Review: While Still There Is Light by Nancy Shaffer

Dear Lit Loves,
Finally!  I finished my next memoir manuscript!  It's all about the experience of having been diagnosed with Meniere's disease at age eighteen.  Afterward, I started purchasing books at Amazon and several have arrived.  I finished While Still There Is Light by Nancy Shaffer published by Skinner Books just this morning.  This book was written by a Unitarian Universalist minister who began chronicling her experience of coping with a brain tumor after she was initially hospitalized with it and it was removed immediately via surgery.   Rev. Shaffer relates the year she spent recovering from having a fist-sized brain tumor removed and subsequently undergoing radiation and chemotherapy treatments.  I think what impressed me most was the author's frustration with people asking her about her prognosis; the absolute worst question you can ask of a cancer patient.  If you really want to know, google it yourself and you will get a fairly decent idea of not only the cancer a person has, but the one year, three year, and five year survival rates of a specific cancer.  Rev. Shaffer does approach the prognosis question as if she were to ask it of a person who doesn't have cancer.  Well, anyone's prognosis is really, essentially to live a well-lived life and then death. 

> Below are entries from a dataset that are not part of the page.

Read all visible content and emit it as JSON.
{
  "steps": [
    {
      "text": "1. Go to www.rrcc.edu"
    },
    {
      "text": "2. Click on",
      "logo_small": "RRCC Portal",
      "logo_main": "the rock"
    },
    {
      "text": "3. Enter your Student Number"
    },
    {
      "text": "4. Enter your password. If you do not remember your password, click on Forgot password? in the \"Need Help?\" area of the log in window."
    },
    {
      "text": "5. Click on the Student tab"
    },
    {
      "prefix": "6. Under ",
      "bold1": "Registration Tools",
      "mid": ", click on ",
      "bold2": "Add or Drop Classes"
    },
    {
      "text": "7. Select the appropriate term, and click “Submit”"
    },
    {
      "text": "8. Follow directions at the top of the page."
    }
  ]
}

It has been my experience that most cancer patients, particularly those with a terminal diagnosis, at some point struggle with the notion that this isn't the way their story was to end or at least why their life should end via such a dire diagnosis.  Honestly, if a cancer patient didn't have these thoughts I might worry they were in complete denial.  Rev. Shaffer also discusses what to say and not say when speaking to a cancer patient or writing to one.  For example, don't presume you know how they are feeling; don't make the person into a heroic figure; don't begin with "I couldn't do what you're doing" because really you don't know what you are capable of handling until such a diagnosis is revealed to you; and never make a statement that makes a cancer patient feel like an outsider.  It's about embracing the cancer patient as the individual you have always known them to be and what you appreciate about their personality and life. 

The last thing a cancer patient wants brought to immediate attention is that you didn't recognize them due to all the physical changes they undergo throughout treatment.  Yes, you may notice they have lost their hair, walk more slowly, are frail, have surgical scars, are quite a bit thinner, or have swollen extremities, but don't bring this into your conversation with them.  And as the child of parent who has cancer, please don't emphasize how badly you think a relative is looking because trust me, we know what's happening.  We're very aware of how our parent, sibling, or relative is changing.  It's all quite apparent to us without anyone pointing out the obvious or emphasizing how bad the situation is.  Just be inclusive, be compassionate, and "do" nice things for a cancer patient or their family if you can't or don't think you can handle interacting in a positive, inclusive, and loving fashion.  Actions speak louder than words anyway. 

I highly recommend this book as you get to see quite readily what is going through the mind of a person with a cancer diagnosis as they continue to try and relate to others as well as their community during a very overwhelming and frustrating time in their lives.